По соседству со стеклянной стеной его палаты стояла установка интенсивной терапии у которой медицинские сёстры-азиатки в ослепительно-белых халатах колдовали над измерительными приборами, приспособлениями и устройствами сложных медицинских установок в то время как медики в шапочках и мятых зелёных одеждах суетились, размахивая стетоскопами, в палате напротив.
Покрывало было обёрнуто вокруг кровати, врач делал кому-то укол в сердце затем другой заставил пациента дёрнуться, приложив к нему электроды дефибриллятора.

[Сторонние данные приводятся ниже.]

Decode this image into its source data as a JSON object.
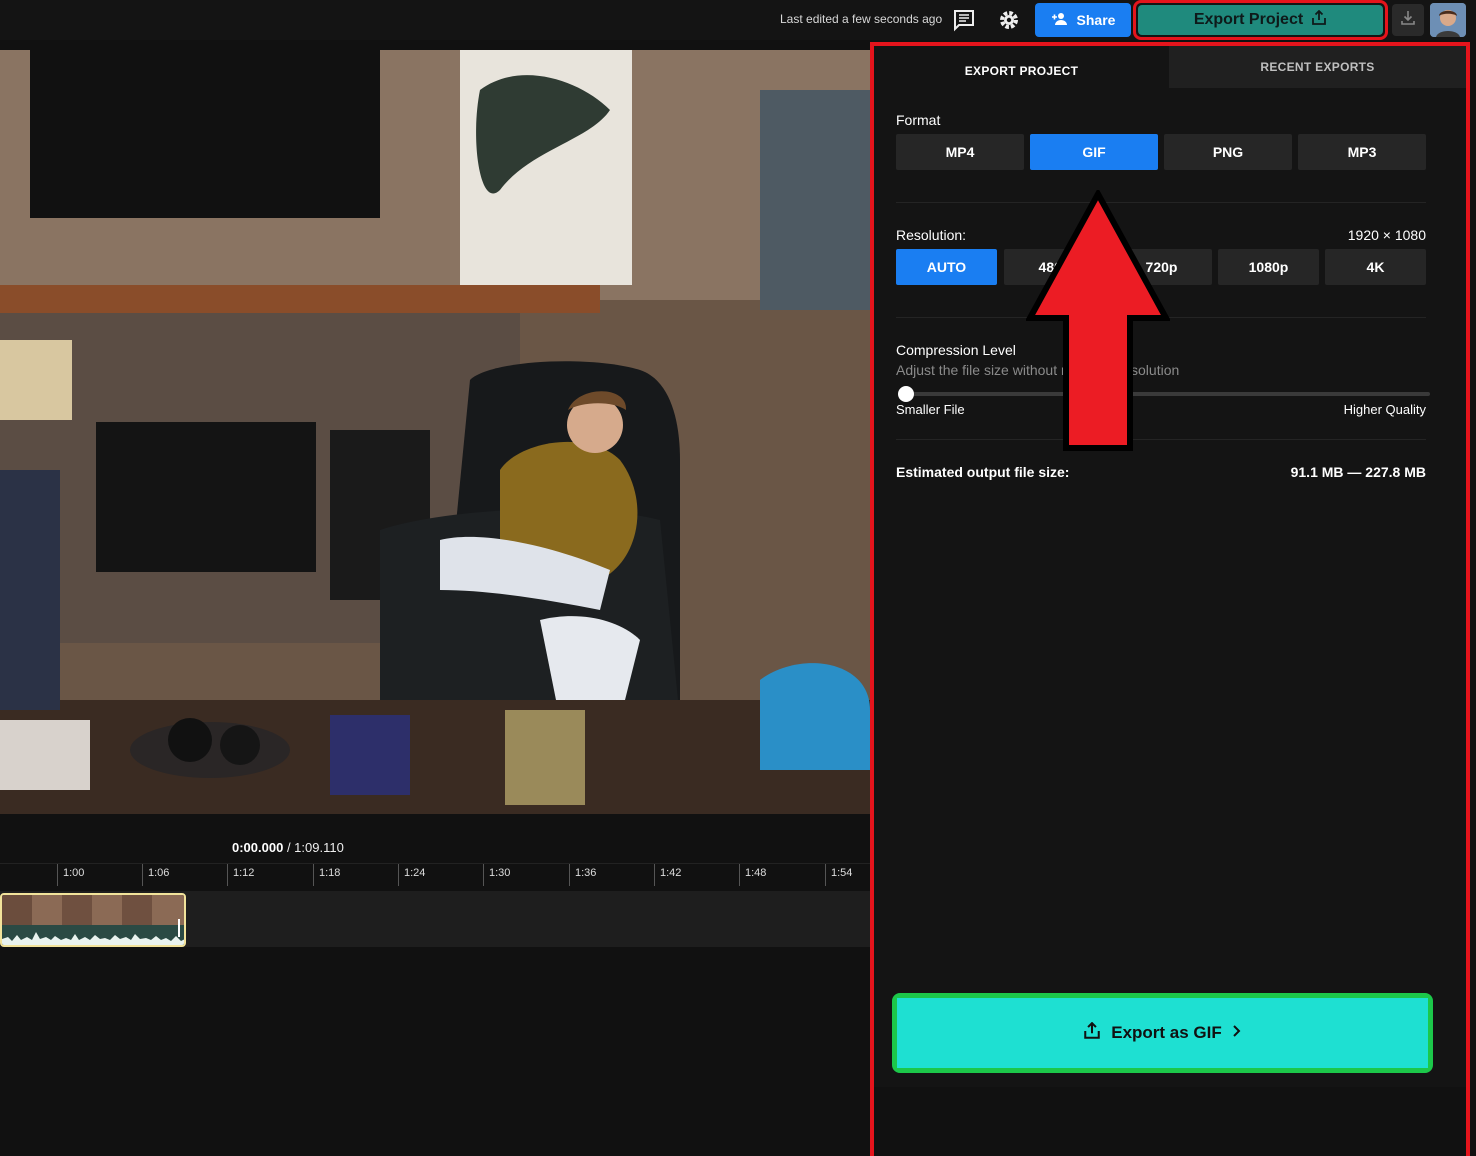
{
  "topbar": {
    "last_edited": "Last edited a few seconds ago",
    "share_label": "Share",
    "export_label": "Export Project"
  },
  "timeline": {
    "current_time": "0:00.000",
    "separator": " / ",
    "total_time": "1:09.110",
    "ticks": [
      "1:00",
      "1:06",
      "1:12",
      "1:18",
      "1:24",
      "1:30",
      "1:36",
      "1:42",
      "1:48",
      "1:54"
    ]
  },
  "export_panel": {
    "tab_export": "EXPORT PROJECT",
    "tab_recent": "RECENT EXPORTS",
    "format_label": "Format",
    "formats": [
      "MP4",
      "GIF",
      "PNG",
      "MP3"
    ],
    "selected_format": "GIF",
    "resolution_label": "Resolution:",
    "resolution_value": "1920 × 1080",
    "resolutions": [
      "AUTO",
      "480p",
      "720p",
      "1080p",
      "4K"
    ],
    "selected_resolution": "AUTO",
    "compression_label": "Compression Level",
    "compression_desc": "Adjust the file size without reducing resolution",
    "compression_level": 0,
    "slider_min_label": "Smaller File",
    "slider_max_label": "Higher Quality",
    "estimate_label": "Estimated output file size:",
    "estimate_value": "91.1 MB — 227.8 MB",
    "cta_label": "Export as GIF"
  },
  "colors": {
    "accent_blue": "#1a7ef2",
    "export_teal": "#1f8a7d",
    "cta_cyan": "#1ee0d2",
    "annotation_red": "#e5141c",
    "annotation_green": "#1cc84a"
  }
}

Он подумал о садах, мимо которых он прошёл в своей жизни и ни разу не остановился, чтобы полюбоваться ими.
IV мешка над головой, окружённые шторкой из стержней и тягами другая комната – отдельная – в которой зелёные линии отображают волны его мозга мягкий, приглушённый свет, расплывчатые человеческие фигуры в карнавальных масках"…контузия…" "…задет череп…" "…где они нашли его…" "…ранен в чайном домике, здесь, на Пике…" "…на дюйм левее…" "…вошла бы в мозг…" Спокойной ночи, леди.
– Доброе утро, Рип Ван Винкль. Как вы себя чувствуете?
– Как Шалтай-Болтай после падения.
– Болит голова?
– Просто раскалывается.
– Этого следовало ожидать. Шрам у вас на лбу будет подходить к такому же на вашей челюсти.
– Где я?
– Покфулам-роуд. Госпиталь королевы Марии.